We saw this bait-and-switch game a generation ago amid the battles over oil in Alaska, where the North Slope drilling and pipeline were approved by Congress only because the oil was intended to buttress America’s energy independence. Congress required the oil companies operating on the North Slope to refine the crude in the United States, with no exports permitted.
In fact the oil companies had as their long-term strategy the aim of exporting Alaska’s crude to Asia, thus ensuring that home heating fuel prices in the Midwest in winter would stay high.
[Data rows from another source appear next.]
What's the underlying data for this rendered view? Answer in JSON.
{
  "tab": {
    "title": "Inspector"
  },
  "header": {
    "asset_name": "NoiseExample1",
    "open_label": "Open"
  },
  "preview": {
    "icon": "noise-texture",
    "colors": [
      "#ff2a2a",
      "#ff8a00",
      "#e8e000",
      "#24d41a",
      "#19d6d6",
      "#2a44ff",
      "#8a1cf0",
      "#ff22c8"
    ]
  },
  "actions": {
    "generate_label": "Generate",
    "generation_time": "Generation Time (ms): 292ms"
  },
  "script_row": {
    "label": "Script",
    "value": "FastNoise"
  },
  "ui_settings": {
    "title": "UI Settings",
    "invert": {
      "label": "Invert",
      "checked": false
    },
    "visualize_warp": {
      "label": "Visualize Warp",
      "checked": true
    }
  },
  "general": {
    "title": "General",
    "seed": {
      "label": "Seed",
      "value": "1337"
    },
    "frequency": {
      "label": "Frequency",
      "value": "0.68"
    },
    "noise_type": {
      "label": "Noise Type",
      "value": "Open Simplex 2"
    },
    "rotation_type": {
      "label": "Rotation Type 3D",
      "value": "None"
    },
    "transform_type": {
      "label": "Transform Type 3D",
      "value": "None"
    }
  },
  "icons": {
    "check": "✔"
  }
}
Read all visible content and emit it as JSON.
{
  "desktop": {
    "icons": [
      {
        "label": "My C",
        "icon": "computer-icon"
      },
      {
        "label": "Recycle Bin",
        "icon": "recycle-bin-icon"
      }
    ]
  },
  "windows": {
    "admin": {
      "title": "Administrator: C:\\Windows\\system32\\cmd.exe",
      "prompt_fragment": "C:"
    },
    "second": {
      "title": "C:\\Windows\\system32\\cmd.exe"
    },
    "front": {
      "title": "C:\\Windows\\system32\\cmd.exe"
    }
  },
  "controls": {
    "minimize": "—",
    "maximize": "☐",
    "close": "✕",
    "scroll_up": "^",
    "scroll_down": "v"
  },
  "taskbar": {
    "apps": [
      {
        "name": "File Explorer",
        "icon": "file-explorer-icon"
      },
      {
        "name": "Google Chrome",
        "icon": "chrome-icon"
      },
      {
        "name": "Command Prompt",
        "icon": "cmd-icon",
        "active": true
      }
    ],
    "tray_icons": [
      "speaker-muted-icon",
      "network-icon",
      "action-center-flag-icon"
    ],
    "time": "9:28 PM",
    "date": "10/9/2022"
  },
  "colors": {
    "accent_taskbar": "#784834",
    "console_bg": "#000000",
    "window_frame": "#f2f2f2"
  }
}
In 1996 President Bill Clinton, extending Lincoln Bedroom sleeping privileges and a Rose Garden birthday party to Arco’s former CEO Lodwrick Cook in exchange for campaign cash, signed an executive order okaying foreign sales of Alaskan crude. This time there will be no 25-year pause. From day one of the Keystone XL scheme the oil companies’ plan has been to take the heavy crude from Alberta, refine it in Texas and then ship it out in the form of “middle distillates” — diesel, jet fuel, heating oil — primarily to Europe and Latin America.
Enter San Antonio–based Valero Energy, the largest exporter of refined oil products in the United States and a big-time retailer of gasoline in this country through its Valero, Diamond Shamrock and Beacon stations. As OCI’s report emphasizes, the Keystone XL pipeline would “probably not have gotten off the drawing board” if it hadn’t been for Valero. The company has the biggest commitment to the pipeline, guaranteeing a TransCanada purchase of at least 100,000 barrels a day, 20% of Keystone XL’s capacity, until 2030.
Valero’s CEO and chairman, Bill Klesse, doesn’t keep his firm’s business plan a secret. The big overseas market is diesel because Europeans, Latin Americans and others like the more fuel-efficient diesel engine. Valero’s Port Arthur refinery can process cheap heavy crude from Canadian tar sands into high-value, ultra-low-sulfur diesel. Better still, since the refinery operates as a “foreign trade zone,” it won’t pay tax and custom duties on exports or on any gasoline imports from its Welsh refinery.
In fact, there’s no national need for the Keystone XL extension. It spares TransCanada the task of trying to send the tar sands oil to Canadian terminals through fractious First Nations north of the border. It feeds Big Oil’s bottom line. It’s a nightmare in terms of extraction, a threat to aquifers and the overall environment because of the certainty of corporate penny-pinching in maintenance and the equally appalling (and deliberate) lack of government safety enforcement.
Money talks, of course. Obama received $884,000 from the oil and gas industry during the 2008 campaign, more than any other lawmaker except John McCain. Valero throws the money around. Across 2008, 2010 and thus far in the 2012 campaign, it ranks in the top six contributors from the oil and gas industry — favoring Republicans by 80% or more. Between 1998 and 2010 Valero gave $147,895 to Rick Perry, outstripped only by Exxon. Surely, one way or the other, Bill Klesse can hope for a night in the Lincoln Bedroom.